I think we could do that. The default name chosen for a singleton feature group is a short string representation of the single tuple within it, which takes the form of l-r-b feature names. We could de-duplicate that in the situation where all two or all three names are identical. I guess the downside is consistency, i.e., two different string representations depending on the content, but the upside is parsimony.

edit: another downside is that it would break a lot of system test benchmarks (file names for legacy csv and content of pairs), depending on the scope of the change.

epag commented 3 weeks ago

Original Redmine Comment Author Name: Chris (Chris) Original Date: 2021-11-05T14:43:51Z


I would say deduplicate when all non-null names are equal. I think @DRRC2HSF-DRRC2@ would be confusing if it were actually @DRRC2HSF-DRRC2HSF-DRRC2@ since it won't be clear which one of the three were @DRRC2@. Or if two of them were.

Also, while this does not pertain to features, bonus points for title case for metric and axis names. "Observed Relative Frequency" and "Rank Histogram" read better on graphical products compared to "OBSERVED RELATIVE FREQUENCY" and "RANK HISTOGRAM". It makes sense for pure data products like CSV or Netcdf where things need to be highlighted like that, but it adds a layer of polish when terminology on graphical products mimic natural language.

epag commented 3 weeks ago

Original Redmine Comment Author Name: James (James) Original Date: 2021-11-05T14:54:06Z


Chris wrote:

I would say deduplicate when all non-null names are equal. I think @DRRC2HSF-DRRC2@ would be confusing if it were actually @DRRC2HSF-DRRC2HSF-DRRC2@ since it won't be clear which one of the three were @DRRC2@. Or if two of them were.

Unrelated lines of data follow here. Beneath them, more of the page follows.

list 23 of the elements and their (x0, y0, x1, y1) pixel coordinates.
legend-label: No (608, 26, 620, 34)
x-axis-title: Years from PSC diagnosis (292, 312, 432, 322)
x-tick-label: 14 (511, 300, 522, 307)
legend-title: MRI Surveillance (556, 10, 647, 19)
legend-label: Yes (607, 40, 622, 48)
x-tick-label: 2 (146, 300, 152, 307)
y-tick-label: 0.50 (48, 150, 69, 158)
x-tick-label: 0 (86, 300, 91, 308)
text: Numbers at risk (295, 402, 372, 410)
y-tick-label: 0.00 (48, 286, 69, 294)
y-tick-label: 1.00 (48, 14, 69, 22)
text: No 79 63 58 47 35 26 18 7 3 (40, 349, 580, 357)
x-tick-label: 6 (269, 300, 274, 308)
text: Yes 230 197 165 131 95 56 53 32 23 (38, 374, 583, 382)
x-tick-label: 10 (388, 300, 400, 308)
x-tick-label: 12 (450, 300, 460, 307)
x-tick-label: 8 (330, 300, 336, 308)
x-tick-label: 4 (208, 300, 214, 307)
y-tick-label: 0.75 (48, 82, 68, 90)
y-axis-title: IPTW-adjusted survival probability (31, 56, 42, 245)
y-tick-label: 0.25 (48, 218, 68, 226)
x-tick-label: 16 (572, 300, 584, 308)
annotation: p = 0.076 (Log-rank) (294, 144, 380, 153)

Yup, that's what I meant by all two or all three, agree.

Chris wrote:

Also, while this does not pertain to features, bonus points for title case for metric and axis names. "Observed Relative Frequency" and "Rank Histogram" read better on graphical products compared to "OBSERVED RELATIVE FREQUENCY" and "RANK HISTOGRAM". It makes sense for pure data products like CSV or Netcdf where things need to be highlighted like that, but it adds a layer of polish when terminology on graphical products mimic natural language.

We could do that, these are all enumerations (which is why they appear like that by default), so just needs a @toString@ override. I think there's a helper for that in commons (edit: capitalization, that is).

epag commented 3 weeks ago

Original Redmine Comment Author Name: Chris (Chris) Original Date: 2021-11-05T15:02:52Z


Considering that the graphical outputs are probably most (if not all) that our gracious overlords see, that spit-shine might provide some good/easy office-political brownie points.

epag commented 3 weeks ago

Original Redmine Comment Author Name: James (James) Original Date: 2021-11-05T15:06:01Z


Yup. I think all these things are super easy, mostly one liners. Hardest thing is updating benchmarks, I guess. I wouldn't call any of them breaking changes, on first glance, unless downstream users' applications are overly sensitive.